The Aristotelian concept persisted, in one form or another, until Marx, who conceived of the possibility of an evolution of technics. Lodged between mechanics and biology, a technical entity became a complex of heterogeneous forces. In a parallel development, while industrialization was in the process of overthrowing the contemporary order of knowledge as well as contemporary social organization, technology was acquiring a new place in philosophical questioning. Philosophy was for the first time faced with a world in which technical expansion was so widespread that science was becoming more and more subject to the field of instrumentality, with its ends determined by the imperatives of economic struggle or war, and with its epistemic status changing accordingly. The power that emerged from this new relation was unleashed in the course of the two world wars.
Working his way through the history of the Aristotelian assessment of technics, the author engages the ideas of a wide range of thinkers—Rousseau, Husserl, and Heidegger, the paleo-ontologist Leroi-Gourhan, the anthropologists Vernant and Detienne, the sociologists Weber and Habermas, and the systems analysts Maturana and Varela."
"Disorientation is the first publication in English of the second volume of Technics and Time, in which French philosopher Bernard Stiegler engages in a close dialogue with Husserl, Derrida, and other philosophers who have devoted their energies to technics, such as Heidegger and Simondon.The author's broad intent is to respond to Western philosophy's historical exclusion of technics and techniques from its metaphysical questionings, and in so doing to rescue critical and philosophical thinking.

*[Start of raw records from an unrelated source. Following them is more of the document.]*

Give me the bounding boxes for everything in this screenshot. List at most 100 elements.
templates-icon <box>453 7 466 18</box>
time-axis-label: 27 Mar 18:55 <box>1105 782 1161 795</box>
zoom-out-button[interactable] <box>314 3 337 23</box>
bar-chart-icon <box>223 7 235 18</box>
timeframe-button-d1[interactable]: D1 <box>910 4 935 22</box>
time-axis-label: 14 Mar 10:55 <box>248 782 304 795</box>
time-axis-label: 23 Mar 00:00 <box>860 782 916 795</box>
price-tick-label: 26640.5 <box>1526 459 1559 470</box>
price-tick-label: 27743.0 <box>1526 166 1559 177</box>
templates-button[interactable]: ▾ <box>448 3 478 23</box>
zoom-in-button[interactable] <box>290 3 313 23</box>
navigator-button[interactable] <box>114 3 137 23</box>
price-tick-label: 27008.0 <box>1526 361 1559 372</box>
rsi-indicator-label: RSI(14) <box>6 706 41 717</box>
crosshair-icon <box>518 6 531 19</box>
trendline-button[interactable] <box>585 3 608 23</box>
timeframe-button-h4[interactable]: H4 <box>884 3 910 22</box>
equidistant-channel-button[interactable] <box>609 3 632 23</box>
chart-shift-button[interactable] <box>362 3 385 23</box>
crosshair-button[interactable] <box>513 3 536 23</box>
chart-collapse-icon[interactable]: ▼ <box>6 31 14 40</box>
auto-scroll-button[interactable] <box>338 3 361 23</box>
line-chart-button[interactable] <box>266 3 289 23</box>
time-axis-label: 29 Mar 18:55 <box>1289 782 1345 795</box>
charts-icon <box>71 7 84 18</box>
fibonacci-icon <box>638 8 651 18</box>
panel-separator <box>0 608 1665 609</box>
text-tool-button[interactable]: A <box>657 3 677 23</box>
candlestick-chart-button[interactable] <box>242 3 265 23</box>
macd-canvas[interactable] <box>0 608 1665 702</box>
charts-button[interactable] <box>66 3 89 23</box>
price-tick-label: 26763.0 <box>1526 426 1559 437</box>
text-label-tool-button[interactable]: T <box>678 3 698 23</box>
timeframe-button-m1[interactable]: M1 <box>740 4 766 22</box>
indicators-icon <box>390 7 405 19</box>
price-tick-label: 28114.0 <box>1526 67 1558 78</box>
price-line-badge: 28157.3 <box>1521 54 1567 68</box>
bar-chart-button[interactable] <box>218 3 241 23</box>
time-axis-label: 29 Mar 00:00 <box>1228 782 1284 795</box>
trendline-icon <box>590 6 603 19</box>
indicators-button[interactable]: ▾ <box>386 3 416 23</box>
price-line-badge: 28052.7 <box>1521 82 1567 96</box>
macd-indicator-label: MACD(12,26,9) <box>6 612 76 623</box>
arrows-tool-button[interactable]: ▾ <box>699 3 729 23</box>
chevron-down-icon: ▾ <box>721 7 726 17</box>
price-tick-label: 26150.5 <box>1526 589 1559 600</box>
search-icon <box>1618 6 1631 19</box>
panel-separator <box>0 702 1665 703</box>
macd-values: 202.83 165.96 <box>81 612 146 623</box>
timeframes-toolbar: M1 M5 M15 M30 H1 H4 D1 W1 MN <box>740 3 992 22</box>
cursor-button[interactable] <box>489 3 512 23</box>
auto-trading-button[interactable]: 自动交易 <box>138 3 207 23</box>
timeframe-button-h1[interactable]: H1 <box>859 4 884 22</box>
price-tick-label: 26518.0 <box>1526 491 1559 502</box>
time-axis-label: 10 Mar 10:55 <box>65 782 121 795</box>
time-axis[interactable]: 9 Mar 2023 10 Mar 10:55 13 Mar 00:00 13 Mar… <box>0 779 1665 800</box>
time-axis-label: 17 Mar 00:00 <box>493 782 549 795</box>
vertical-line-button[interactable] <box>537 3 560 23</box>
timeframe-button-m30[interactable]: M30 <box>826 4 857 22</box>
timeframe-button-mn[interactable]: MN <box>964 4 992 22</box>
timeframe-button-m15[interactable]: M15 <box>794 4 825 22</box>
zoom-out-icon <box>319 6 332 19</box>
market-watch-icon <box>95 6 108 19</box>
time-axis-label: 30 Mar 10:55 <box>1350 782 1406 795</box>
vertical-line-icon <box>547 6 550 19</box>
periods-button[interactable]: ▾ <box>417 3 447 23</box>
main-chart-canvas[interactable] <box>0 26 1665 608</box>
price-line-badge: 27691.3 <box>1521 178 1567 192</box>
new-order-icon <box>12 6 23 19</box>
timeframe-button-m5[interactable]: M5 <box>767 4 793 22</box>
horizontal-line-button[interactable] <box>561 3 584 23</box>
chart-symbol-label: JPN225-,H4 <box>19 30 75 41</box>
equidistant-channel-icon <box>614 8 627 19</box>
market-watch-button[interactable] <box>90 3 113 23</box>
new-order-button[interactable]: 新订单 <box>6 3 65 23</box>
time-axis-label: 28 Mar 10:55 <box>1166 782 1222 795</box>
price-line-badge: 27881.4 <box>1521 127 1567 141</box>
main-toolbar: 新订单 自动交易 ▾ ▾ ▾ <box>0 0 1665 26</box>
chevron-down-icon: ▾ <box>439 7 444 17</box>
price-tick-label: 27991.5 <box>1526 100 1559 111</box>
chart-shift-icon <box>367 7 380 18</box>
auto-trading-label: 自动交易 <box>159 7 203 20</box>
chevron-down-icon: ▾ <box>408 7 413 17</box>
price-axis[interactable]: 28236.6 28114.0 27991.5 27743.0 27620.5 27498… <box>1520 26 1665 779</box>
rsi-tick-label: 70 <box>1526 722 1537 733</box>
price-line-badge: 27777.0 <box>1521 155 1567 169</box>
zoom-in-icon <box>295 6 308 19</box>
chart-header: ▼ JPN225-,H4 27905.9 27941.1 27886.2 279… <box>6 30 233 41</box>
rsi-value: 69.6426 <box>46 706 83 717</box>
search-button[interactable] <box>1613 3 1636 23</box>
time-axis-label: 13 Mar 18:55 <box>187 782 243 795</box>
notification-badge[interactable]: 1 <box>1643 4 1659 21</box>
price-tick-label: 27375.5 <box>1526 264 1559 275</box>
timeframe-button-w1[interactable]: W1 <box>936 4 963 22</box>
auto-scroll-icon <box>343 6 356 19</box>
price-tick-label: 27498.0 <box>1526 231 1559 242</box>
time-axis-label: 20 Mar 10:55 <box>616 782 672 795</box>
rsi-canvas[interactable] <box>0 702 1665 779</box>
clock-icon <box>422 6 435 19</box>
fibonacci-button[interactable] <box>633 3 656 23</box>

For many years, Stiegler has explored the origins and philosophical, ethical, and political stakes of a global process he calls "the industrial temporalization of consciousness." Here, demonstrating that technology—including alphabetical writing—is memory, he argues that through new technologies of retention and inscription we have come to live in a world where time devours space, a disoriented world in which we have lost our bearings. Immersed in the multimedia of an over-connected world, with time and space as we know them abolished, we no longer find "cardinal points" to guide us and may even be led where we do not wish to go. We must therefore prepare to confront new spheres of ideological control and discover new possibilities in the digital environment."
"In the first two volumes of Technics and Time, Bernard Stiegler worked carefully through Heidegger's and Husserl's relationship to technics and technology. Here, in volume three, he turns his attention to the prolematic relationship to technics he finds in Kant's Critique of Pure Reason, particularly in the two versions of the Transcendental Deduction. Stiegler relates this problematic to the "cinematic nature" of time, which precedes cinema itself but reaches an apotheosis in it as the exteriorization process of schema, through tertiary retentions and their mechanisms. The book focuses on the relationship between these themes and the "culture industry"— as defined by Adorno and Horkheimer—that has supplanted the educational institutions on which genuine cultural participation depends. This displacement, Stiegler says, has produced a malaise from which current global culture suffers. The result is potentially catastrophic."